Find the breaking change instantly.
5. Detecting Breaking Changes
Before deploying new API version:
# Record current production behavior
apisnap record --name "v1-baseline" --env production
# (comprehensive test suite)
apisnap stop
# Record new version behavior
apisnap record --name "v2-candidate" --env staging
# (same test suite)
apisnap stop
# Compare
apisnap diff 10 11
# Shows exactly what changed
Catch breaking changes before users do.
Integration with Other Tools
With aitoken-cli
Track API costs while recording:
# Start recording
apisnap record --name "cost-analysis"
# Your app makes API calls (OpenAI, Anthropic, etc.)
# ... calls happen ...
# Stop recording
apisnap stop
# Check costs
aitoken report --today
# Shows token usage from recorded session
Combined workflow tracks both behavior and cost.
With runbook-cli
Document API setup process:
# Create runbook for API testing workflow
runbook new api-testing
# Add recording steps
runbook add "Start recording: apisnap record --name test-session"
runbook add "Configure proxy: export HTTP_PROXY=http://localhost:8080"
runbook add "Run test suite: npm test"
runbook add "Stop recording: apisnap stop"
runbook add "Generate tests: apisnap generate tests"
# Run complete workflow
runbook run api-testing
Repeatable API testing process saved as runbook.
With codesession-cli
Track time spent on API-related tasks:
# Start session
codesession start "api-integration"
# Record API behavior
apisnap record
# (integrate with API)
apisnap stop
apisnap generate tests
# End session
codesession end
# Shows: 2.5 hours on api-integration
Know exactly how long API work takes.
Storage Location
Database: ~/.apisnap/recordings.db (SQLite)
Schemas:
sessions (
id, name, environment, started_at, ended_at,
call_count, status
)
api_calls (
id, session_id, method, url, path,
request_headers, request_body,
response_status, response_headers, response_body,
duration, timestamp
)
Privacy: All data stored locally. Nothing sent to external servers.
Troubleshooting
"No sessions recorded yet"
Cause: Recording wasn't started or no traffic captured.
Fix:
- Verify proxy is running:
apisnap record - Configure app to use proxy
- Make some API calls
- Stop recording:
apisnap stop
Proxy connection refused
Cause: App can't reach proxy server.
Fix:
# Verify proxy is running
netstat -an | grep 8080 # Should show LISTEN
# Try different port
apisnap record --port 9000
# Check firewall settings
HTTPS requests not captured
Cause: SSL certificate verification failing.
Fix:
# Disable SSL verification (development only!)

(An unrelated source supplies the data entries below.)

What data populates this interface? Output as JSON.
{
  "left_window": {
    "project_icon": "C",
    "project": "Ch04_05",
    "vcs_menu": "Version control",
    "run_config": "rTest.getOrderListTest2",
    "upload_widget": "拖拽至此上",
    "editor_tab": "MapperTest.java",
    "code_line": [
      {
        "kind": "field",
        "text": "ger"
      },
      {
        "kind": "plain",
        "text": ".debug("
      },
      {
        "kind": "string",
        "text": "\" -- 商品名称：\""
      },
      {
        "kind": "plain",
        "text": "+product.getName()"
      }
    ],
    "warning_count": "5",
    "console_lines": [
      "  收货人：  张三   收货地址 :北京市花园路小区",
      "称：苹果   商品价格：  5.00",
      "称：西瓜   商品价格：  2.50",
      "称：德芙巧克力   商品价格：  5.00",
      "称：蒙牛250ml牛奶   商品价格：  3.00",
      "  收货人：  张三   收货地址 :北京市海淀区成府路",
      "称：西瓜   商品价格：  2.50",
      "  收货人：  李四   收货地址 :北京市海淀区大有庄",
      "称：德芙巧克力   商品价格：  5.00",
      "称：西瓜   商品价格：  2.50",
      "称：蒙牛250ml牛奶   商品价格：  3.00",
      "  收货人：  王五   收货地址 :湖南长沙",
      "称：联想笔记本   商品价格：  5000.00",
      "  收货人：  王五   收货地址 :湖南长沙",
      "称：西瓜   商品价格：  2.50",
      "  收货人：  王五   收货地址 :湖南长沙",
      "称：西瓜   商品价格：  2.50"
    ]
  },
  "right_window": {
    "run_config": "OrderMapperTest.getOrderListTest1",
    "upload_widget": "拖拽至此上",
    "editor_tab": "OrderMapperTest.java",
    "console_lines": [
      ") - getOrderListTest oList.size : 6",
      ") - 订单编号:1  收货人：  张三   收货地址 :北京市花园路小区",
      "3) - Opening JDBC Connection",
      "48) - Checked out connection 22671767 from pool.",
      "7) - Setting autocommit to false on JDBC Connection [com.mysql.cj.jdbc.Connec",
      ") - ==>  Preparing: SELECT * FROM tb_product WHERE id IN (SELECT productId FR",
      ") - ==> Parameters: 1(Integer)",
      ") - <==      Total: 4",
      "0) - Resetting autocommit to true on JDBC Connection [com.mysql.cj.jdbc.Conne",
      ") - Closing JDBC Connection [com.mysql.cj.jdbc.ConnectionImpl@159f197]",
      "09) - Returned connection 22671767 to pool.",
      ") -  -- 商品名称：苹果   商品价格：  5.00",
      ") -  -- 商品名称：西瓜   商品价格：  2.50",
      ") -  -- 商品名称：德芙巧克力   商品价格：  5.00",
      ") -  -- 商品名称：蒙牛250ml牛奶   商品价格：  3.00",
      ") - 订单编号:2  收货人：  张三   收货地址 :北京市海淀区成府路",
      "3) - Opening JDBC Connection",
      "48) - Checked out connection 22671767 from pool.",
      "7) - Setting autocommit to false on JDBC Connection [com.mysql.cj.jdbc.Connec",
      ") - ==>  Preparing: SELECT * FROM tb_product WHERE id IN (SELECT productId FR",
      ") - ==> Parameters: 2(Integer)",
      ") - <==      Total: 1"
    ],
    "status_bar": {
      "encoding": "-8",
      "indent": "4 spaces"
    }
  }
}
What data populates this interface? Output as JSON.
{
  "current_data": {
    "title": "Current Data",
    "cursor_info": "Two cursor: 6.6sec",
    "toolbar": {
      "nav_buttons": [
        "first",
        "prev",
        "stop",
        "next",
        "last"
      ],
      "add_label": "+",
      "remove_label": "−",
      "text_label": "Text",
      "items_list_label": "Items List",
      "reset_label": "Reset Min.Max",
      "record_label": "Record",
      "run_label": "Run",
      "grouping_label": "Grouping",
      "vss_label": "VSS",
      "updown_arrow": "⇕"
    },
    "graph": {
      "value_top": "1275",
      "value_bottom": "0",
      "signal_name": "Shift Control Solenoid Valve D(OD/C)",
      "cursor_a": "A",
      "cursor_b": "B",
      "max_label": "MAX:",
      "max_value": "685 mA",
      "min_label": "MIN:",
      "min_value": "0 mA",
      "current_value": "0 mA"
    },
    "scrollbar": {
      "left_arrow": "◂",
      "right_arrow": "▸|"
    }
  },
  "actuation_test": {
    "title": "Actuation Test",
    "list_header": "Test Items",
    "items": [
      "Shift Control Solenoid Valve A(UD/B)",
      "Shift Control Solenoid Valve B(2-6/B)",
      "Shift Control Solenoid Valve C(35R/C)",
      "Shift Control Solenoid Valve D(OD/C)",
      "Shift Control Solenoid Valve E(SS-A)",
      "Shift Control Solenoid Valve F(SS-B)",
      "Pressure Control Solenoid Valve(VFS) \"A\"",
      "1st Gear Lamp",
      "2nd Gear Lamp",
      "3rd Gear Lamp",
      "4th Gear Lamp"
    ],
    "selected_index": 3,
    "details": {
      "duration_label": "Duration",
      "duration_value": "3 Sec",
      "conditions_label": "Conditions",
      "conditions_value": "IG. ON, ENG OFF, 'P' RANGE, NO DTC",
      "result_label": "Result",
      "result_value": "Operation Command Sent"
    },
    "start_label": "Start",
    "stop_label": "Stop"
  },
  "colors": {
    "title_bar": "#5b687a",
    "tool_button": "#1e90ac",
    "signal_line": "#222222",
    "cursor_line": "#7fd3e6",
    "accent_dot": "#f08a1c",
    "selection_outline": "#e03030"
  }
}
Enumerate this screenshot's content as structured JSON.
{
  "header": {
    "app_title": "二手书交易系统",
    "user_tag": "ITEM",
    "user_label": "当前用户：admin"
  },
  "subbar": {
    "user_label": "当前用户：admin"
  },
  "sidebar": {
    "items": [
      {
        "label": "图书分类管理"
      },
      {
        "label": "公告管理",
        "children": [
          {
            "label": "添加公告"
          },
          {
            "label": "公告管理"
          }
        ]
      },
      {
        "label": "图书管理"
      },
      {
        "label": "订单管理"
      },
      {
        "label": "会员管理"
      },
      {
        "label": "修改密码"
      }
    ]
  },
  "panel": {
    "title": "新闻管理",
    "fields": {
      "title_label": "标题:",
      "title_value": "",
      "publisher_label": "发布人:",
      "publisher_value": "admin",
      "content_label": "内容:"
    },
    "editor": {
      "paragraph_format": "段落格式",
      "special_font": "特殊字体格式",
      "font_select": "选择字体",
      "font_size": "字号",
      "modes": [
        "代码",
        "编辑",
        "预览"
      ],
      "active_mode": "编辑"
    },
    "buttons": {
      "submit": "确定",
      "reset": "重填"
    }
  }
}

export NODE_TLS_REJECT_UNAUTHORIZED=0
# Or use HTTP endpoints during development
Generated tests fail
Cause: API behavior changed since recording.
Fix:
# Record fresh session
apisnap record --name "updated-baseline"
# (test thoroughly)
apisnap stop
# Regenerate tests
apisnap generate tests --session <new-id>
Keep recordings up-to-date with API changes.
Best Practices
- Name your sessions:
--name "checkout-flow"makes them easy to find - Tag environments:
--env productionhelps compare behavior - Record comprehensively: Exercise all features in one session
- Update regularly: Re-record when APIs change
- Version control generated code: Commit tests/mocks to see diffs
- Don't record sensitive data: Avoid recording with real credentials
Roadmap
- Support for GraphQL introspection
- WebSocket traffic recording
- Request filtering (exclude certain endpoints)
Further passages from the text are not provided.